Drupal CMS enables Phone Home feature (update manager) without consent

Adding related issue 🌱 [META] Proposal: Track ##: Telemetry Active regarding Drupal CMS and Telemetry in general.

Project browser and automatic updates are enabled out of the box, and at least automatic updates depends on update status. Project browser at a minimum needs to make http requests to d.o even if it doesn't rely on automatic updates (not sure about that bit). Drupal CMS doesn't really exist without project browser because otherwise you can't install recipes and other modules etc., it may end up getting integrated into the installer itself.

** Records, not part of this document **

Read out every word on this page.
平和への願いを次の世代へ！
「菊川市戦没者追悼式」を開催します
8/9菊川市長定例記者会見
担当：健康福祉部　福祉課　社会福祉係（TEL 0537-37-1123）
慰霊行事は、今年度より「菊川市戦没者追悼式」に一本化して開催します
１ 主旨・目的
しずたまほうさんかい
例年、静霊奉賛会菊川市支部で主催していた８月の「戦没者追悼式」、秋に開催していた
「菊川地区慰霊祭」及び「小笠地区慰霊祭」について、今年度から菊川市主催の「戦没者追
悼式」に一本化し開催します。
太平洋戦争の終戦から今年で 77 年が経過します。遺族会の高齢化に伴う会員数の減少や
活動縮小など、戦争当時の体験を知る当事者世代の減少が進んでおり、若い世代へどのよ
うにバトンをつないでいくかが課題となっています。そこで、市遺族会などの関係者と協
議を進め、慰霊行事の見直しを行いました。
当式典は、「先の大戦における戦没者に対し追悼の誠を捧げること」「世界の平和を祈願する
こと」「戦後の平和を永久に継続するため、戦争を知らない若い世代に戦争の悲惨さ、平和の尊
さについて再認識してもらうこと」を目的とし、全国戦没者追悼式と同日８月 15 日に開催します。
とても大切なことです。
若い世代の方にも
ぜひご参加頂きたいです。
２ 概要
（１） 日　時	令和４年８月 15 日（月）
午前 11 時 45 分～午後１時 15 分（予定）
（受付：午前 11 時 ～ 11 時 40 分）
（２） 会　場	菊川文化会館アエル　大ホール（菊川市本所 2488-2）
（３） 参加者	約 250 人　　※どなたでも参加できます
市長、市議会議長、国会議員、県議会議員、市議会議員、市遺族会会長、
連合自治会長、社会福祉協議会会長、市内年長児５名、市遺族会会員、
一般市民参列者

So I think this would probably need to be a required checkbox (e.g. you have to click it to continue through the installer), which I normally would not like, but we could include a sentence that this can be changed after install (e.g. you can uninstall those three modules).

What's the point of a required checkbox? It's not consent if you have to consent. All it's gonna do is add confusion and cognitive load.

Also, the Update module is not collecting any kind of identifying information whatsoever, as far as I know.

I would be against this change, personally, unless there's a legal requirement around it.

Also, the Update module is not collecting any kind of identifying information whatsoever, as far as I know.

https://git.drupalcode.org/project/drupal/-/blob/928a5cbd476d536530ba427...

It uses an HMAC’ed copy of the site domain coupled the site salt file.

In other words: a unique identifier that identifies an individual install. Likely equivalent to how a Customer ID is considered PII under various privacy laws.

D.O. Infra has said in the past the ID is recorded to remove duplicates call-in’s from the installed module count reporting so it is known to be recorded.

The identifier breaches some environments security policies on telemetry reporting. Calling home to get an update list can pass review. Once you include a unique ID (especially one that can be used to validate the validity of a leaked secret key) it pushes it over the limit in some security reviews.

Not uncommon in my experience for corporate installs of software to prohibit all telemetry (though by no means would I say it’s universally refused).

This is the original issue that added the checkbox #178581: beta 3 breaker: update.module: opt-in, not opt-out → . Unfortunately it does not go into details about what the WordPress FUD was.

Found it :) https://yro.slashdot.org/story/07/09/25/1632246/wordpress-23-does-not-sp...

Unfortunately it does not go into details about what the WordPress FUD was.

I can’t speak to what it was that long ago, I however note that Wordpress has been involved in more issues around their update module lately being believed to be uploading significantly private details leading to the creation of the WPEngineTracker site.

D.O. too my knowledge couldn’t leak as much details as that system did (I don’t believe we send the plaintext hostnames as part of any headers) however even a unique ID per site is sufficient to create a similar counting system.

See https://duanestorey.com/posts/down-the-rabbit-hole-a-deep-look-at-the-wo... for the recent 2024 issues with their update API.

This will likely be something those migrating from Wordpress will be more sensitive about allowing given the perceived risks.

Drupal CMS doesn't really exist without project browser because otherwise you can't install recipes and other modules etc., it may end up getting integrated into the installer itself.

I'll note that if these services are that critical for Drupal CMS, the project could possibly add a Service Decorator on the update.fetcher service. The decorator could always provide an empty value to the the site_key parameter, that should be sufficient to mitigate the 'phone home' issue allowing Drupal CMS to keep the dependencies.

Drupal CMS would still want to disclose it makes web connections either as part of its quick start guide or the installer (I've worked in several environments that an unexpected network request from a server will result in the Network Access Control killing the network port) however it would not need to receive telemetry consent since the unique identifier is removed.

Drupal CMS would need to keep an eye on core to be sure it does not add any other telemetry data which could necessitate adding a consent form.

possibly add a Service Decorator on the update.fetcher service. The decorator could always provide an empty value to the the site_key parameter,

I have not published a release yet, however there is now https://www.drupal.org/project/site_key_mutator → which will (by default) empty out the site id removing the Unique Identifier (phone home) portion of the update checker.

✨ Moving project telemetry reporting from the update module into core Active would have been the better issue however its postponed and unlikely to see resolution anytime soon.